乙一の『陽だまりの詩(シ)』(『ZOO』収録)もそうだし,遠藤淑子の『ヘヴン』もそうだな.パターンは違うけど,上遠野浩平の『パンドラ』(ブギーポップ・シリーズ)もそうか.うーん,挙げていくときりがないぞ.

ちなみに,この本は学生さんから借りたもので,清水玲子の作品を読むのはこれが初めてだったのだが,私の中では清水玲子は高校のときの担任と結びついてる.

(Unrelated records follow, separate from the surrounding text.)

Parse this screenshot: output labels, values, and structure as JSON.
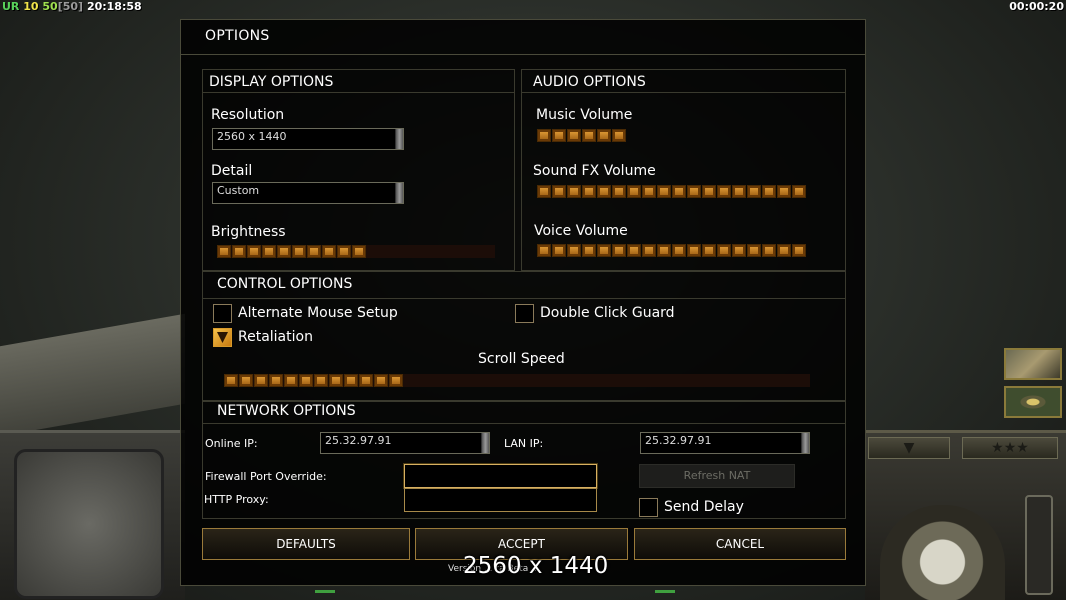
{
  "hud": {
    "ur": "UR",
    "val1": "10",
    "val2": "50",
    "bracket": "[50]",
    "clock": "20:18:58",
    "timer": "00:00:20"
  },
  "dialog": {
    "title": "OPTIONS",
    "display": {
      "header": "DISPLAY OPTIONS",
      "resolution_label": "Resolution",
      "resolution_value": "2560 x 1440",
      "detail_label": "Detail",
      "detail_value": "Custom",
      "brightness_label": "Brightness",
      "brightness_level": 10
    },
    "audio": {
      "header": "AUDIO OPTIONS",
      "music_label": "Music Volume",
      "music_level": 6,
      "sfx_label": "Sound FX Volume",
      "sfx_level": 18,
      "voice_label": "Voice Volume",
      "voice_level": 18
    },
    "control": {
      "header": "CONTROL OPTIONS",
      "alt_mouse_label": "Alternate Mouse Setup",
      "alt_mouse_checked": false,
      "double_click_label": "Double Click Guard",
      "double_click_checked": false,
      "retaliation_label": "Retaliation",
      "retaliation_checked": true,
      "scroll_label": "Scroll Speed",
      "scroll_level": 12
    },
    "network": {
      "header": "NETWORK OPTIONS",
      "online_ip_label": "Online IP:",
      "online_ip_value": "25.32.97.91",
      "lan_ip_label": "LAN IP:",
      "lan_ip_value": "25.32.97.91",
      "firewall_label": "Firewall Port Override:",
      "firewall_value": "",
      "proxy_label": "HTTP Proxy:",
      "proxy_value": "",
      "refresh_nat_label": "Refresh NAT",
      "send_delay_label": "Send Delay",
      "send_delay_checked": false
    },
    "buttons": {
      "defaults": "DEFAULTS",
      "accept": "ACCEPT",
      "cancel": "CANCEL"
    },
    "version_text": "Version ... ra Beta ...",
    "resolution_overlay": "2560 x 1440"
  },
  "colors": {
    "slider_fill": "#e8a33a",
    "border": "#3a3a2e",
    "led": "#3fa03f"
  }
}
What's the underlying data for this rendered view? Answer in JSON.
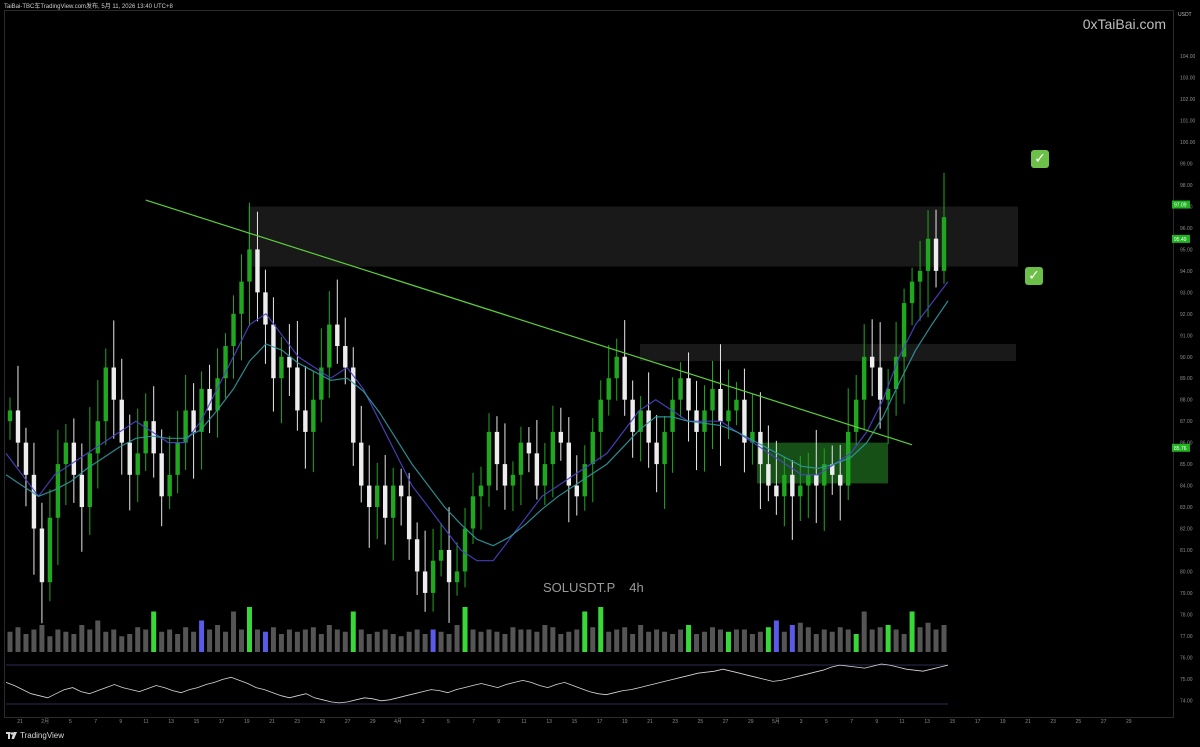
{
  "header": {
    "title": "TaiBai-TBC车TradingView.com发布,  5月 11, 2026 13:40 UTC+8"
  },
  "watermark": "0xTaiBai.com",
  "symbol": {
    "name": "SOLUSDT.P",
    "timeframe": "4h"
  },
  "branding": {
    "logo_text": "TradingView"
  },
  "annotations": {
    "check_icon": "white-check-mark-icon",
    "check_color": "#6cc04a"
  },
  "chart_data": {
    "type": "line",
    "title": "SOLUSDT.P 4h",
    "ylabel": "USDT",
    "ylim": [
      73.5,
      105.5
    ],
    "y_ticks": [
      "104.00",
      "103.00",
      "102.00",
      "101.00",
      "100.00",
      "99.00",
      "98.00",
      "97.00",
      "96.00",
      "95.00",
      "94.00",
      "93.00",
      "92.00",
      "91.00",
      "90.00",
      "89.00",
      "88.00",
      "87.00",
      "86.00",
      "85.00",
      "84.00",
      "83.00",
      "82.00",
      "81.00",
      "80.00",
      "79.00",
      "78.00",
      "77.00",
      "76.00",
      "75.00",
      "74.00"
    ],
    "price_labels": [
      {
        "value": "97.09",
        "color": "#1fb31f"
      },
      {
        "value": "95.49",
        "color": "#1fb31f"
      },
      {
        "value": "85.76",
        "color": "#1fb31f"
      }
    ],
    "x_ticks": [
      "21",
      "2月",
      "5",
      "7",
      "9",
      "11",
      "13",
      "15",
      "17",
      "19",
      "21",
      "23",
      "25",
      "27",
      "29",
      "4月",
      "3",
      "5",
      "7",
      "9",
      "11",
      "13",
      "15",
      "17",
      "19",
      "21",
      "23",
      "25",
      "27",
      "29",
      "5月",
      "3",
      "5",
      "7",
      "9",
      "11",
      "13",
      "15",
      "17",
      "19",
      "21",
      "23",
      "25",
      "27",
      "29"
    ],
    "series": [
      {
        "name": "price",
        "values": [
          87.5,
          86.0,
          84.5,
          82.0,
          79.5,
          82.5,
          85.0,
          86.0,
          84.5,
          83.0,
          85.5,
          87.0,
          89.5,
          88.0,
          86.0,
          84.5,
          85.5,
          87.0,
          85.5,
          83.5,
          84.5,
          86.0,
          87.5,
          86.5,
          88.5,
          87.5,
          89.0,
          90.5,
          92.0,
          93.5,
          95.0,
          93.0,
          91.5,
          89.0,
          90.0,
          89.5,
          87.5,
          86.5,
          88.0,
          89.5,
          91.5,
          90.5,
          89.5,
          86.0,
          84.0,
          83.0,
          84.0,
          82.5,
          84.0,
          83.5,
          81.5,
          80.0,
          79.0,
          80.5,
          81.0,
          79.5,
          80.0,
          82.0,
          83.5,
          84.0,
          86.5,
          85.0,
          84.0,
          84.5,
          86.0,
          85.5,
          84.0,
          85.0,
          86.5,
          86.0,
          84.0,
          83.5,
          85.0,
          86.5,
          88.0,
          89.0,
          90.0,
          88.0,
          86.5,
          87.5,
          86.0,
          85.0,
          86.5,
          88.0,
          89.0,
          87.5,
          86.5,
          87.5,
          88.5,
          87.0,
          87.5,
          88.0,
          86.0,
          86.5,
          85.0,
          84.0,
          83.5,
          84.5,
          83.5,
          84.0,
          84.5,
          84.0,
          85.0,
          84.5,
          84.0,
          86.5,
          88.0,
          90.0,
          89.5,
          88.0,
          88.5,
          90.0,
          92.5,
          93.5,
          94.0,
          95.5,
          94.0,
          96.5
        ],
        "low": 75.0,
        "high": 97.2
      },
      {
        "name": "ema_fast",
        "values": [
          85.5,
          84.5,
          83.5,
          84.5,
          85.0,
          85.5,
          86.0,
          86.5,
          87.0,
          86.5,
          86.0,
          86.0,
          87.0,
          88.5,
          90.0,
          91.5,
          92.0,
          91.0,
          90.0,
          89.5,
          89.0,
          89.5,
          88.5,
          87.0,
          85.5,
          84.0,
          83.0,
          82.0,
          81.0,
          80.5,
          80.5,
          81.5,
          82.5,
          83.5,
          84.0,
          84.5,
          85.0,
          85.5,
          86.5,
          87.5,
          88.0,
          87.5,
          87.0,
          87.0,
          87.0,
          86.5,
          86.0,
          85.5,
          85.0,
          84.5,
          84.5,
          85.0,
          85.5,
          86.5,
          88.0,
          90.0,
          91.5,
          92.5,
          93.5
        ]
      },
      {
        "name": "ema_slow",
        "values": [
          84.5,
          84.0,
          83.5,
          83.8,
          84.2,
          84.8,
          85.3,
          85.8,
          86.2,
          86.3,
          86.2,
          86.2,
          86.6,
          87.5,
          88.5,
          89.8,
          90.6,
          90.3,
          89.7,
          89.3,
          88.9,
          89.0,
          88.4,
          87.4,
          86.2,
          85.0,
          84.0,
          83.0,
          82.2,
          81.5,
          81.2,
          81.6,
          82.2,
          82.9,
          83.5,
          84.0,
          84.5,
          85.0,
          85.8,
          86.6,
          87.2,
          87.2,
          87.0,
          86.9,
          86.8,
          86.5,
          86.1,
          85.7,
          85.3,
          84.9,
          84.8,
          85.0,
          85.3,
          86.0,
          87.2,
          88.8,
          90.3,
          91.5,
          92.6
        ]
      }
    ],
    "trendline": {
      "from": {
        "x_index": 17,
        "y": 97.3
      },
      "to": {
        "x_index": 113,
        "y": 85.9
      },
      "color": "#5ccf3a"
    },
    "zones": [
      {
        "name": "upper-resistance-zone",
        "y_low": 94.2,
        "y_high": 97.0
      },
      {
        "name": "mid-resistance-zone",
        "y_low": 89.8,
        "y_high": 90.6
      },
      {
        "name": "consolidation-box",
        "y_low": 84.1,
        "y_high": 86.0,
        "color": "#1e6b1e"
      }
    ],
    "volume": {
      "values": [
        0.45,
        0.55,
        0.4,
        0.5,
        0.6,
        0.35,
        0.5,
        0.45,
        0.4,
        0.6,
        0.5,
        0.7,
        0.45,
        0.5,
        0.35,
        0.4,
        0.55,
        0.5,
        0.9,
        0.45,
        0.5,
        0.4,
        0.55,
        0.45,
        0.7,
        0.5,
        0.6,
        0.45,
        0.9,
        0.5,
        1.0,
        0.5,
        0.45,
        0.55,
        0.4,
        0.5,
        0.45,
        0.5,
        0.55,
        0.4,
        0.6,
        0.5,
        0.45,
        0.9,
        0.5,
        0.4,
        0.45,
        0.5,
        0.4,
        0.35,
        0.45,
        0.5,
        0.4,
        0.5,
        0.45,
        0.4,
        0.6,
        1.0,
        0.5,
        0.45,
        0.5,
        0.45,
        0.4,
        0.55,
        0.5,
        0.5,
        0.45,
        0.6,
        0.55,
        0.4,
        0.45,
        0.5,
        0.9,
        0.55,
        1.0,
        0.45,
        0.5,
        0.55,
        0.4,
        0.6,
        0.45,
        0.5,
        0.45,
        0.4,
        0.5,
        0.6,
        0.4,
        0.45,
        0.55,
        0.5,
        0.45,
        0.5,
        0.5,
        0.4,
        0.45,
        0.55,
        0.7,
        0.45,
        0.6,
        0.65,
        0.55,
        0.4,
        0.5,
        0.45,
        0.55,
        0.5,
        0.4,
        0.9,
        0.5,
        0.55,
        0.6,
        0.5,
        0.4,
        0.9,
        0.55,
        0.65,
        0.5,
        0.6
      ],
      "highlight_green": [
        18,
        30,
        43,
        57,
        72,
        74,
        85,
        90,
        95,
        106,
        110,
        113
      ],
      "highlight_blue": [
        24,
        32,
        53,
        96,
        98
      ]
    },
    "rsi": {
      "values": [
        55,
        52,
        48,
        44,
        42,
        40,
        44,
        48,
        50,
        46,
        44,
        47,
        50,
        53,
        50,
        48,
        46,
        49,
        52,
        50,
        47,
        45,
        48,
        50,
        53,
        55,
        58,
        60,
        57,
        54,
        50,
        48,
        45,
        42,
        40,
        42,
        44,
        40,
        38,
        36,
        35,
        36,
        38,
        40,
        39,
        37,
        38,
        40,
        42,
        44,
        46,
        48,
        47,
        45,
        48,
        50,
        52,
        54,
        52,
        50,
        53,
        55,
        57,
        55,
        52,
        50,
        53,
        55,
        52,
        49,
        46,
        44,
        43,
        45,
        47,
        48,
        50,
        52,
        54,
        56,
        58,
        60,
        62,
        64,
        65,
        66,
        68,
        66,
        64,
        62,
        60,
        58,
        56,
        57,
        59,
        61,
        63,
        65,
        67,
        70,
        72,
        71,
        70,
        69,
        71,
        73,
        72,
        70,
        68,
        67,
        66,
        68,
        70,
        72
      ]
    }
  }
}
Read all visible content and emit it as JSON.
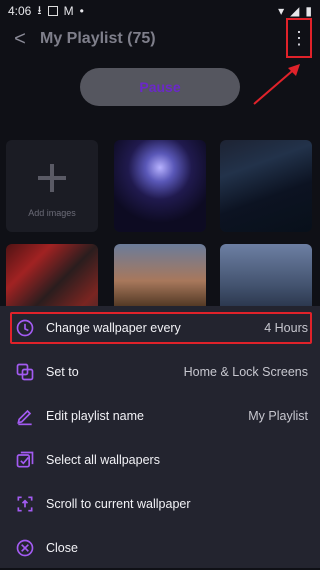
{
  "status_bar": {
    "time": "4:06"
  },
  "header": {
    "title": "My Playlist  (75)"
  },
  "controls": {
    "pause_label": "Pause"
  },
  "gallery": {
    "add_images_label": "Add images"
  },
  "menu": {
    "items": [
      {
        "label": "Change wallpaper every",
        "value": "4 Hours"
      },
      {
        "label": "Set to",
        "value": "Home & Lock Screens"
      },
      {
        "label": "Edit playlist name",
        "value": "My Playlist"
      },
      {
        "label": "Select all wallpapers",
        "value": ""
      },
      {
        "label": "Scroll to current wallpaper",
        "value": ""
      },
      {
        "label": "Close",
        "value": ""
      }
    ]
  },
  "colors": {
    "accent": "#a35bf2",
    "highlight": "#e0222a",
    "sheet_bg": "#23242f",
    "app_bg": "#0f1016"
  }
}
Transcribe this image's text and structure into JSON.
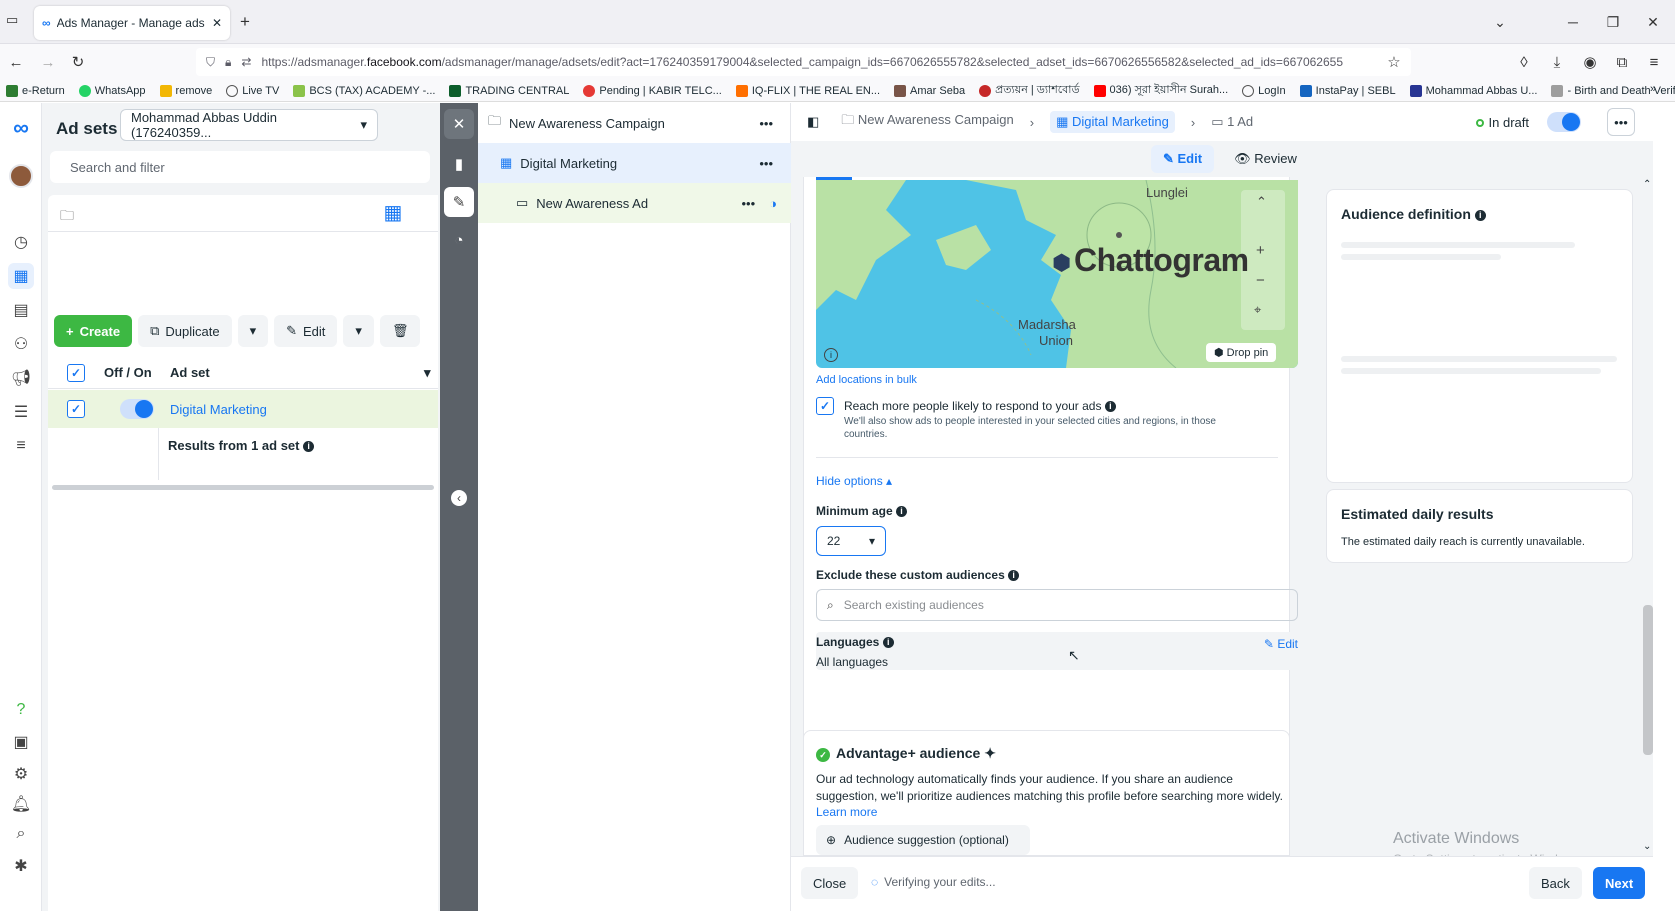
{
  "browser": {
    "tab_title": "Ads Manager - Manage ads - A",
    "url_prefix": "https://adsmanager.",
    "url_domain": "facebook.com",
    "url_rest": "/adsmanager/manage/adsets/edit?act=176240359179004&selected_campaign_ids=6670626555782&selected_adset_ids=6670626556582&selected_ad_ids=667062655",
    "bookmarks": [
      "e-Return",
      "WhatsApp",
      "remove",
      "Live TV",
      "BCS (TAX) ACADEMY -...",
      "TRADING CENTRAL",
      "Pending | KABIR TELC...",
      "IQ-FLIX | THE REAL EN...",
      "Amar Seba",
      "প্রত্যয়ন | ড্যাশবোর্ড",
      "036) সূরা ইয়াসীন Surah...",
      "LogIn",
      "InstaPay | SEBL",
      "Mohammad Abbas U...",
      "- Birth and Death Verifi..."
    ]
  },
  "adsets_panel": {
    "title": "Ad sets",
    "account": "Mohammad Abbas Uddin (176240359...",
    "search_placeholder": "Search and filter",
    "create_label": "Create",
    "duplicate_label": "Duplicate",
    "edit_label": "Edit",
    "col_toggle": "Off / On",
    "col_adset": "Ad set",
    "row_name": "Digital Marketing",
    "results_text": "Results from 1 ad set"
  },
  "tree": {
    "campaign": "New Awareness Campaign",
    "adset": "Digital Marketing",
    "ad": "New Awareness Ad"
  },
  "editor": {
    "breadcrumb_campaign": "New Awareness Campaign",
    "breadcrumb_adset": "Digital Marketing",
    "breadcrumb_ad": "1 Ad",
    "status": "In draft",
    "edit_tab": "Edit",
    "review_tab": "Review",
    "map": {
      "city": "Chattogram",
      "place_1": "Lunglei",
      "place_2": "Madarsha",
      "place_3": "Union",
      "drop_pin": "Drop pin"
    },
    "add_bulk": "Add locations in bulk",
    "reach_more_title": "Reach more people likely to respond to your ads",
    "reach_more_desc": "We'll also show ads to people interested in your selected cities and regions, in those countries.",
    "hide_options": "Hide options",
    "min_age_label": "Minimum age",
    "min_age_value": "22",
    "exclude_label": "Exclude these custom audiences",
    "exclude_placeholder": "Search existing audiences",
    "languages_label": "Languages",
    "languages_edit": "Edit",
    "languages_value": "All languages",
    "advantage_title": "Advantage+ audience",
    "advantage_desc": "Our ad technology automatically finds your audience. If you share an audience suggestion, we'll prioritize audiences matching this profile before searching more widely.",
    "learn_more": "Learn more",
    "audience_suggestion": "Audience suggestion (optional)",
    "audience_def_title": "Audience definition",
    "est_title": "Estimated daily results",
    "est_desc": "The estimated daily reach is currently unavailable.",
    "close_label": "Close",
    "verifying": "Verifying your edits...",
    "back_label": "Back",
    "next_label": "Next",
    "watermark_1": "Activate Windows",
    "watermark_2": "Go to Settings to activate Windows."
  },
  "colors": {
    "accent": "#1877f2",
    "green": "#3db843",
    "map_land": "#b9e1a5",
    "map_water": "#4fc3e6"
  }
}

私の通っていた高校は3年間クラス替えがなく,同じ教師が3年間担任をしていたのだが,この担任が自分で作ったプリントをほぼ毎日配っていた.
3年間毎日,しかも1日に5枚くらい配ることもあったので,最終的には1500枚近くのプリントが配られたと思う.

プリントの中身は文芸評論みたいなもので,その守備範囲もSFから古典文学までとかなり広かった.
今から思うと真面目に読んでおけばよかったのだが,あまりにも大量に配られたため,いつしか配られた瞬間に丸めてゴミ箱に直行させるようになっていた.

で,その中で数回にわたって清水玲子(おそらく『月の子』)がとりあげられていたことがあった.
単にとりあげられていただけならばそれほど記憶にも残らなかっただろうが,この担任というのが,ゴマ塩頭でかなり恰幅のいい,しかも定年退職間近の男性だったのである.
当時から少女漫画を読んでいた私は,清水玲子の絵柄を思い浮かべることができたので,その秀麗な絵柄と担任のギャップに苦笑を禁じえなかった覚えがある.
それ以来,清水玲子=高校のときの担任という連想ネットワークが脳内に形成されてしまったのだ.

今回の読書で,その連想ネットワークは少しは弱くなったと思うが,まだしばらくは清水玲子の名前を見るたびに高校のときの担任の顔を思い出してしまいそうだ.